There are more than a few Internet geeks who have chased the life of a rockstar. It’s a bit of poetic justice, perhaps, that the daily existence of more and more recording artists resembles that of an Internet worker. Clive Thompson (the endlessly insightful writer who penned the excellent Wired article on the See-Through CEO) exposed this new reality of emerging musical artists in his recent article in the NYTimes Magazine, Sex, Drugs and Updating Your Blog.
The article explores how remarkably different the music business is for Internet-enabled artists as they seek to grow their fan-base, develop income streams, plan their tours, and really, everything else. In fact, these artists have everything in common with the companies we talk about on this blog, the ones that are enmeshed in the life of the Web, actively engaged with their most passionate customers and fans. Surprisingly, they show that even rockstars need better ways to handle their own customer service (or “fan” service, if you will). Jonathan Coulton, a singer-songwriter from New York is a good example:
Coulton responds to every letter, though as the e-mail volume has grown to as many as 100 messages a day, his replies have grown more and more terse, to the point where he’s now feeling guilty about being rude.
And he’s not the only one:
When the Hold Steady formed four years ago, [guitarist] Tad Kubler immediately signed up for a MySpace page, later adding a discussion board, and curious fans were drawn in like iron filings to a magnet. Now the band’s board teems with fans asking technical questions about Kubler’s guitars, swapping bootlegged MP3 recordings of live gigs with each other, organizing carpool drives to see the band…[But] the Hold Steady’s online audience has grown so huge that Kubler, like Jonathan Coulton, is struggling to bear the load. It is the central paradox of online networking: if you’re really good at it, your audience quickly grows so big that you can no longer network with them…Virtually everyone bemoaned the relentless and often boring slog of keyboarding. It is, of course, precisely the sort of administrative toil that people join rock bands to avoid.
The flip side is that artists are innovating in how they interact with their audiences, and we should all be paying attention to how they’re doing it. Artists are developing truly symbiotic relationships with their fans. Here are a few observations on the practical ramifications of this:
- The more successful they are, the harder it is to keep up with the customer interaction (whether it’s email or MySpace friend requests)
- While there is increasing transparency with fans via blogs and discussion boards, it’s hard to always know how to behave without traditional boundaries
- When given the chance, fans will act as the artist’s “promotions department”
- With minimal prodding fans will provide endless tips, suggestions, artwork, music videos, web site support, and business advice
- Using polls of fans’ from each geographic area, artists can plot tour schedules that are virtually guaranteed to reach a critical mass of fans
This reminds me of a graphic I posted a while back showing how different kinds of companies interact (or don’t) with their customers:

That’s not quite right given what we’re learning here.

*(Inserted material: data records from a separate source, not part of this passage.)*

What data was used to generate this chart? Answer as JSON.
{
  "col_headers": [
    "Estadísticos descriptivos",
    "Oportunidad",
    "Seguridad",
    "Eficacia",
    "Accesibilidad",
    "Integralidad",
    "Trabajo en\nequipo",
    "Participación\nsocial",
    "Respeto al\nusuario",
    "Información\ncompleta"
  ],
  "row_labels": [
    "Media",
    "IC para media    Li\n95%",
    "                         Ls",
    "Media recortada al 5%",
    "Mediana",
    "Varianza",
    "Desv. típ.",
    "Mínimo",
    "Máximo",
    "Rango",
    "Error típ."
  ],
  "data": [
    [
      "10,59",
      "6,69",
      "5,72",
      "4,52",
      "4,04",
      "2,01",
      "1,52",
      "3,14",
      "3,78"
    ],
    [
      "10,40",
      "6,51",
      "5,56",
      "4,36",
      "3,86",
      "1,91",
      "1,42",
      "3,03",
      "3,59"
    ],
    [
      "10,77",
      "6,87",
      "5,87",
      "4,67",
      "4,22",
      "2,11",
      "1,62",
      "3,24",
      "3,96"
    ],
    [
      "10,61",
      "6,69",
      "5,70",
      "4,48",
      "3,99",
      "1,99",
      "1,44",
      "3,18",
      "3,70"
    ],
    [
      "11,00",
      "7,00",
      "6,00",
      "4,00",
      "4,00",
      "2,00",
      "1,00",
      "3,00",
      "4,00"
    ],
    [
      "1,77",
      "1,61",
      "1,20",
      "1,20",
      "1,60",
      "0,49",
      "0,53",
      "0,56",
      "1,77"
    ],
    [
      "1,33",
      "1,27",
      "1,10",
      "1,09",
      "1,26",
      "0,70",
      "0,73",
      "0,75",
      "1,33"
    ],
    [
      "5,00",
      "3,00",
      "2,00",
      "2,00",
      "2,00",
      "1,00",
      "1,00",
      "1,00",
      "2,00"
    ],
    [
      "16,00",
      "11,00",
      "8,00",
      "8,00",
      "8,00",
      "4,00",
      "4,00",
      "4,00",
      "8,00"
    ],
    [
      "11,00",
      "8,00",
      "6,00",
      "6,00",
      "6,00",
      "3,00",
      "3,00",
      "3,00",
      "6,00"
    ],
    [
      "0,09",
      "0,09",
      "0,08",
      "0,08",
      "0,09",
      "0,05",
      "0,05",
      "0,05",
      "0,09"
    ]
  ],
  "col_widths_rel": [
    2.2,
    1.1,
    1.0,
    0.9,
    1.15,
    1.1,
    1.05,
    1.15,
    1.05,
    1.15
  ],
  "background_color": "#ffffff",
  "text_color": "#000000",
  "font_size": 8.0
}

So here’s an updated graphic that reflects how this new generation of artists are interacting with their fans. Emerging artists are gaining a unique advantage vis a vis stadium-filling superstars by doing what they could never hope to do–engage directly with fans.
Some artists, like Jane Siberry, have embraced transparency and fan cooperation to a remarkable degree. She’s created an honor system for selling her music that not only replaces DRM with trust, but avoids fixed prices altogether.
[Sibbery] has a “pay what you can” policy with her downloadable songs, so fans can download them free — but her site also shows the average price her customers have paid for each track. This subtly creates a community standard, a generalized awareness of how much people think each track is really worth. The result? The average price is as much as $1.30 a track, more than her fans would pay at iTunes.
All this artist-community collaboration sounds great, except it’s not as easy as it sounds. The pressure to stand out, compete with other bands, and figure out what works can be crushing.
Performing artists these days, particularly new or struggling musicians, are increasingly eager, even desperate, to master the new social rules of Internet fame. They know many young fans aren’t hearing about bands from MTV or magazines anymore; fame can come instead through viral word-of-mouth, when a friend forwards a Web-site address, swaps an MP3, e-mails a link to a fan blog or posts a cellphone concert video on YouTube.
Myspace has provided a more focused environment for artists to reach out to fans, but even here the social dynamics can spiral out of control quickly. Thompson calls it an “arms race for fans,” and when a band is successful it can lead to tens of thousands of new fans. So many, in fact, that these overwhelmed artists are starting to use software robots to auto-approve all the incoming friend requests.
For the artists that don’t get this kind of traction there is also an alternative: software robots that create fake MySpace users whose sole purpose is to friend-request the band. And while these “fans” won’t do much for record sales, at least they won’t contribute to the anguish of email overload.